While he checks the water balance daily, he’s experienced some losses.
“We get what we call the suicide jump,” he said, when the shrimp jump out of the tank at night. Even though there’s an extra foot height on the pool, they can easily clear that.
He was also told not to expect much more than a 50 percent survival rate during the first year, he said. One crop hit 50 percent, and he’s seen about 35 to 40 percent lately. After the first year, after he gets the systems established, the survival rate goes up. Later, he’d like to expand into phase two, where he starts growing the shrimp from when they’re about 10 days old.
Farming is in Schieber’s blood. He grew up on a farm in Wellington, Missouri, and his family’s been farming for generations. They grew crops, cattle and, when he was younger, pigs.

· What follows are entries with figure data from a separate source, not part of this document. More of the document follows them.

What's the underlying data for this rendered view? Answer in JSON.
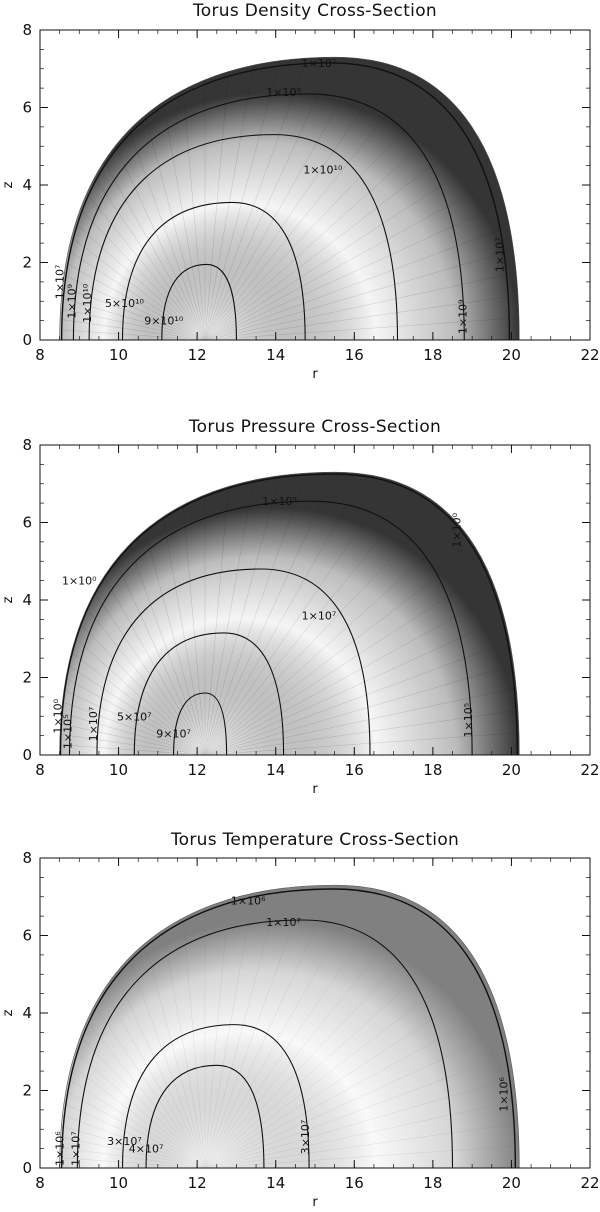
{
  "chart_data": [
    {
      "type": "contour",
      "title": "Torus Density Cross-Section",
      "xlabel": "r",
      "ylabel": "z",
      "xlim": [
        8,
        22
      ],
      "ylim": [
        0,
        8
      ],
      "xticks": [
        "8",
        "10",
        "12",
        "14",
        "16",
        "18",
        "20",
        "22"
      ],
      "yticks": [
        "0",
        "2",
        "4",
        "6",
        "8"
      ],
      "fill_color": "#111111",
      "boundary": {
        "r_in": 8.5,
        "r_out": 20.2,
        "z_max": 7.3
      },
      "contours": [
        {
          "label": "1×10⁷",
          "r_in": 8.55,
          "r_out": 19.95,
          "z_max": 7.15,
          "label_r": 15.1,
          "label_z": 7.15
        },
        {
          "label": "1×10⁹",
          "r_in": 8.85,
          "r_out": 18.8,
          "z_max": 6.35,
          "label_r": 14.2,
          "label_z": 6.4
        },
        {
          "label": "1×10¹⁰",
          "r_in": 9.25,
          "r_out": 17.1,
          "z_max": 5.3,
          "label_r": 15.2,
          "label_z": 4.4
        },
        {
          "label": "5×10¹⁰",
          "r_in": 10.1,
          "r_out": 14.75,
          "z_max": 3.55,
          "label_r": 10.15,
          "label_z": 0.95
        },
        {
          "label": "9×10¹⁰",
          "r_in": 11.1,
          "r_out": 13.0,
          "z_max": 1.95,
          "label_r": 11.15,
          "label_z": 0.5
        }
      ],
      "extra_labels": [
        {
          "label": "1×10⁷",
          "r": 19.8,
          "z": 2.2
        },
        {
          "label": "1×10⁹",
          "r": 18.85,
          "z": 0.6
        },
        {
          "label": "1×10⁹",
          "r": 8.9,
          "z": 1.0
        },
        {
          "label": "1×10¹⁰",
          "r": 9.3,
          "z": 0.95
        },
        {
          "label": "1×10⁷",
          "r": 8.6,
          "z": 1.5
        }
      ]
    },
    {
      "type": "contour",
      "title": "Torus Pressure Cross-Section",
      "xlabel": "r",
      "ylabel": "z",
      "xlim": [
        8,
        22
      ],
      "ylim": [
        0,
        8
      ],
      "xticks": [
        "8",
        "10",
        "12",
        "14",
        "16",
        "18",
        "20",
        "22"
      ],
      "yticks": [
        "0",
        "2",
        "4",
        "6",
        "8"
      ],
      "fill_color": "#111111",
      "boundary": {
        "r_in": 8.5,
        "r_out": 20.2,
        "z_max": 7.3
      },
      "contours": [
        {
          "label": "1×10⁰",
          "r_in": 8.52,
          "r_out": 20.15,
          "z_max": 7.25,
          "label_r": 9.0,
          "label_z": 4.5
        },
        {
          "label": "1×10⁵",
          "r_in": 8.75,
          "r_out": 19.0,
          "z_max": 6.55,
          "label_r": 14.1,
          "label_z": 6.55
        },
        {
          "label": "1×10⁷",
          "r_in": 9.45,
          "r_out": 16.4,
          "z_max": 4.8,
          "label_r": 15.1,
          "label_z": 3.6
        },
        {
          "label": "5×10⁷",
          "r_in": 10.4,
          "r_out": 14.2,
          "z_max": 3.15,
          "label_r": 10.4,
          "label_z": 1.0
        },
        {
          "label": "9×10⁷",
          "r_in": 11.4,
          "r_out": 12.75,
          "z_max": 1.6,
          "label_r": 11.4,
          "label_z": 0.55
        }
      ],
      "extra_labels": [
        {
          "label": "1×10⁰",
          "r": 18.7,
          "z": 5.8
        },
        {
          "label": "1×10⁵",
          "r": 19.0,
          "z": 0.9
        },
        {
          "label": "1×10⁰",
          "r": 8.55,
          "z": 1.0
        },
        {
          "label": "1×10⁵",
          "r": 8.8,
          "z": 0.6
        },
        {
          "label": "1×10⁷",
          "r": 9.45,
          "z": 0.8
        }
      ]
    },
    {
      "type": "contour",
      "title": "Torus Temperature Cross-Section",
      "xlabel": "r",
      "ylabel": "z",
      "xlim": [
        8,
        22
      ],
      "ylim": [
        0,
        8
      ],
      "xticks": [
        "8",
        "10",
        "12",
        "14",
        "16",
        "18",
        "20",
        "22"
      ],
      "yticks": [
        "0",
        "2",
        "4",
        "6",
        "8"
      ],
      "fill_color": "#6a6a6a",
      "boundary": {
        "r_in": 8.5,
        "r_out": 20.2,
        "z_max": 7.3
      },
      "contours": [
        {
          "label": "1×10⁶",
          "r_in": 8.55,
          "r_out": 20.1,
          "z_max": 7.2,
          "label_r": 13.3,
          "label_z": 6.9
        },
        {
          "label": "1×10⁷",
          "r_in": 8.95,
          "r_out": 18.5,
          "z_max": 6.4,
          "label_r": 14.2,
          "label_z": 6.35
        },
        {
          "label": "3×10⁷",
          "r_in": 10.1,
          "r_out": 14.85,
          "z_max": 3.7,
          "label_r": 10.15,
          "label_z": 0.7
        },
        {
          "label": "4×10⁷",
          "r_in": 10.7,
          "r_out": 13.7,
          "z_max": 2.65,
          "label_r": 10.7,
          "label_z": 0.5
        }
      ],
      "extra_labels": [
        {
          "label": "1×10⁶",
          "r": 19.9,
          "z": 1.9
        },
        {
          "label": "3×10⁷",
          "r": 14.85,
          "z": 0.8
        },
        {
          "label": "1×10⁶",
          "r": 8.6,
          "z": 0.5
        },
        {
          "label": "1×10⁷",
          "r": 9.0,
          "z": 0.5
        }
      ]
    }
  ]
}
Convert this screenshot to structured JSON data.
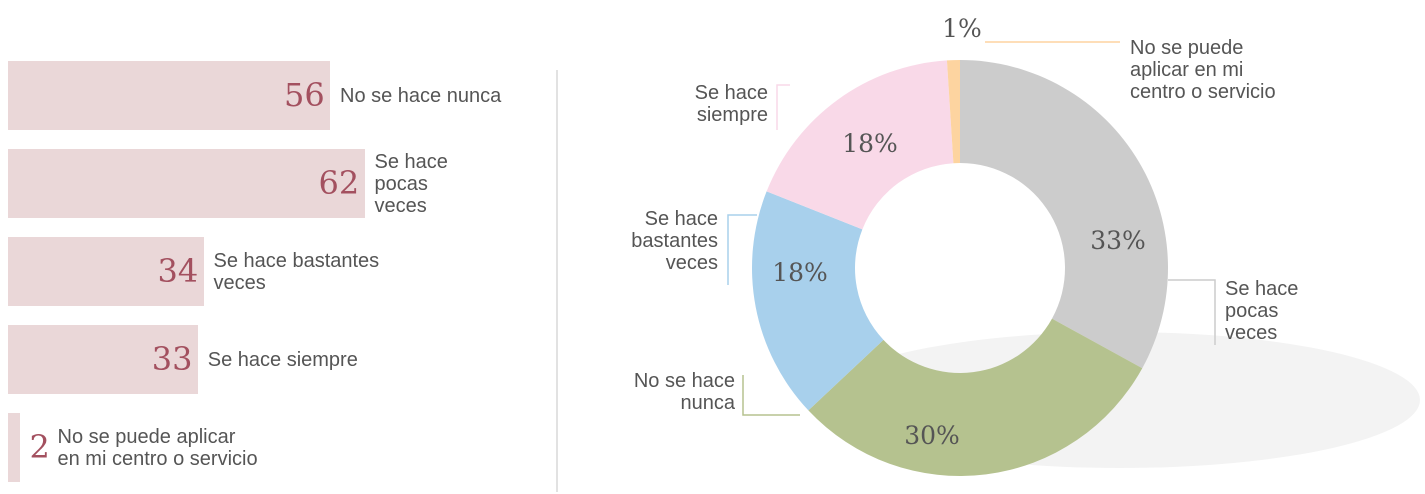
{
  "chart_data": [
    {
      "type": "bar",
      "categories": [
        "No se hace nunca",
        "Se hace pocas veces",
        "Se hace bastantes veces",
        "Se hace siempre",
        "No se puede aplicar en mi centro o servicio"
      ],
      "values": [
        56,
        62,
        34,
        33,
        2
      ],
      "color": "#ead7d8"
    },
    {
      "type": "pie",
      "categories": [
        "Se hace pocas veces",
        "No se hace nunca",
        "Se hace bastantes veces",
        "Se hace siempre",
        "No se puede aplicar en mi centro o servicio"
      ],
      "values": [
        33,
        30,
        18,
        18,
        1
      ],
      "value_labels": [
        "33%",
        "30%",
        "18%",
        "18%",
        "1%"
      ],
      "colors": [
        "#cccccc",
        "#b5c28f",
        "#a8d0ec",
        "#f9d9e8",
        "#fdd4a0"
      ]
    }
  ]
}
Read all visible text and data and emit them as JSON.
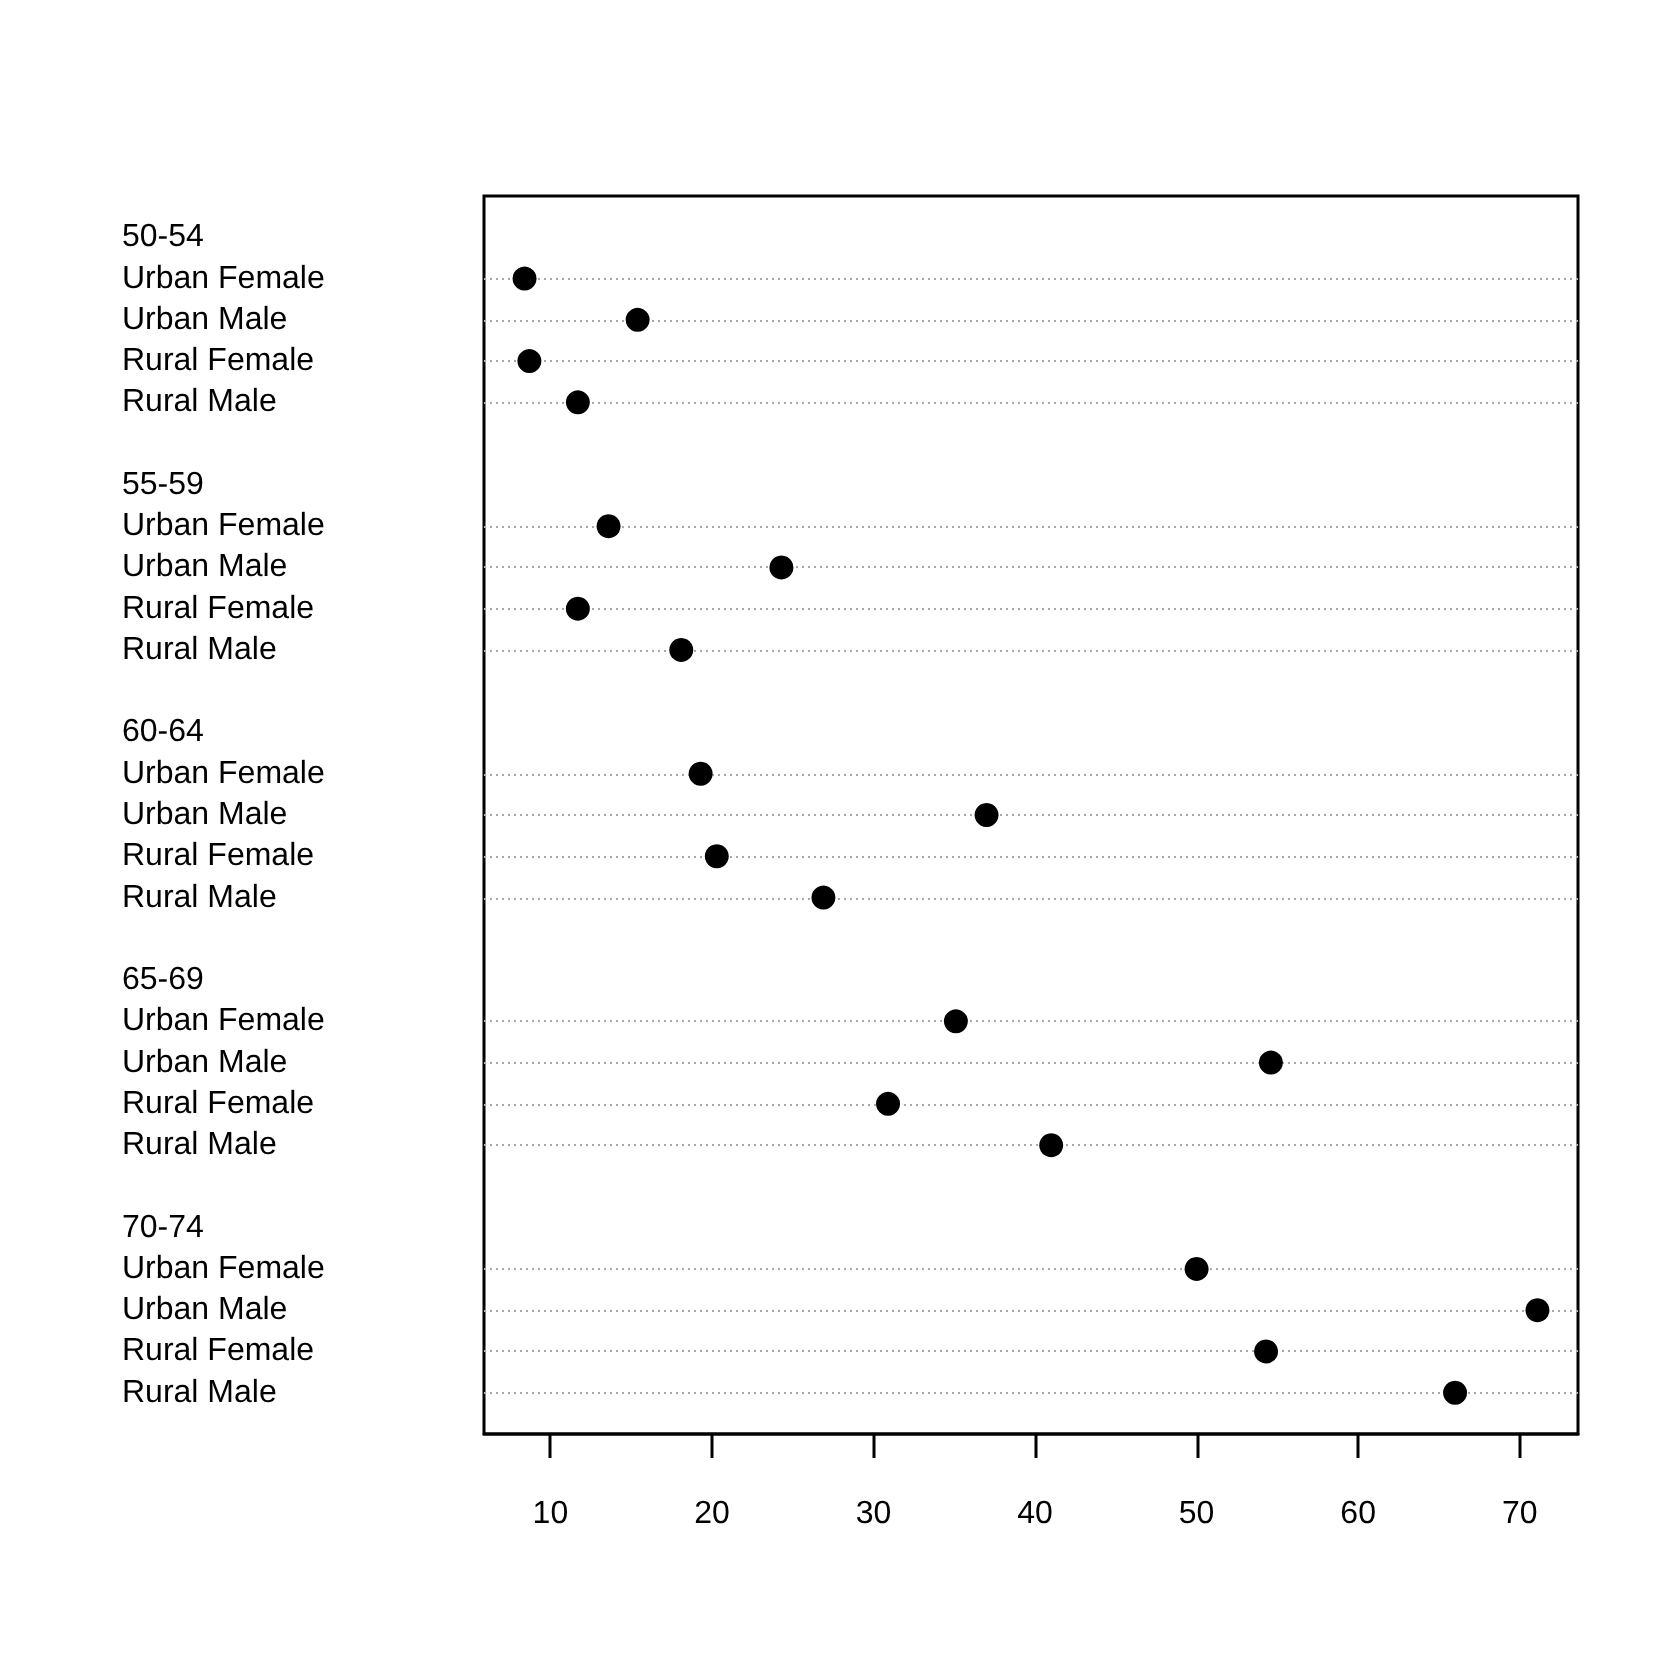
{
  "chart_data": {
    "type": "scatter",
    "orientation": "horizontal",
    "categories": [
      "50-54",
      "Urban Female",
      "Urban Male",
      "Rural Female",
      "Rural Male",
      null,
      "55-59",
      "Urban Female",
      "Urban Male",
      "Rural Female",
      "Rural Male",
      null,
      "60-64",
      "Urban Female",
      "Urban Male",
      "Rural Female",
      "Rural Male",
      null,
      "65-69",
      "Urban Female",
      "Urban Male",
      "Rural Female",
      "Rural Male",
      null,
      "70-74",
      "Urban Female",
      "Urban Male",
      "Rural Female",
      "Rural Male"
    ],
    "values": [
      null,
      8.4,
      15.4,
      8.7,
      11.7,
      null,
      null,
      13.6,
      24.3,
      11.7,
      18.1,
      null,
      null,
      19.3,
      37.0,
      20.3,
      26.9,
      null,
      null,
      35.1,
      54.6,
      30.9,
      41.0,
      null,
      null,
      50.0,
      71.1,
      54.3,
      66.0
    ],
    "color": "#000000",
    "marker": "circle",
    "grid": "y",
    "xlim": [
      5.89,
      73.61
    ],
    "xticks": [
      10,
      20,
      30,
      40,
      50,
      60,
      70
    ]
  }
}
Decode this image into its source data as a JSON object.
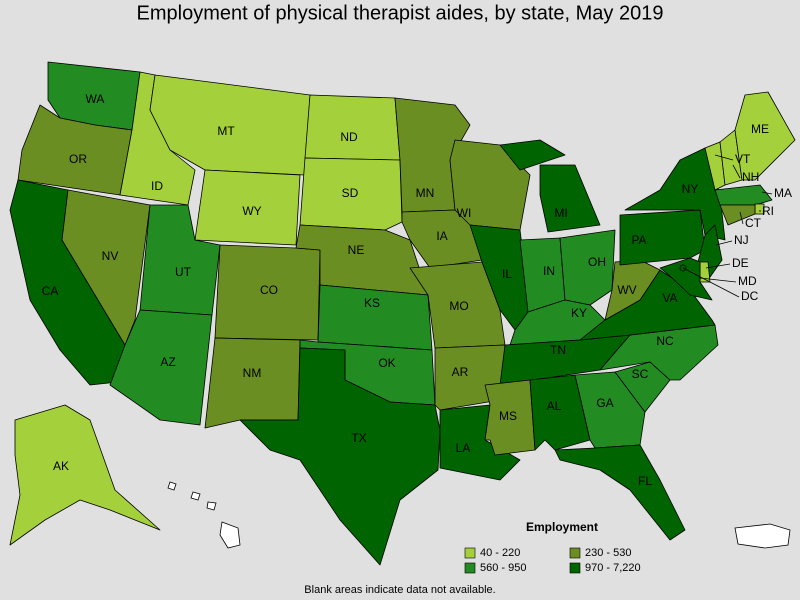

He considers himself a modern farmer.
“It’s not your traditional type, but it is considered farming,” he said.
He sells his shrimp to Kansas City restuarants like The Rieger, Novel and Room 39 (he also sells to the general public by appointment). He’s heard from local chefs that the taste is as fresh and clean as you’d get from the ocean.
“I would say that probably mine are going to taste better because they’re fresh,” he said. You don’t know how long shrimp from the ocean have been on ice, he added.
“The day I give them to my chefs, they were still alive this morning.”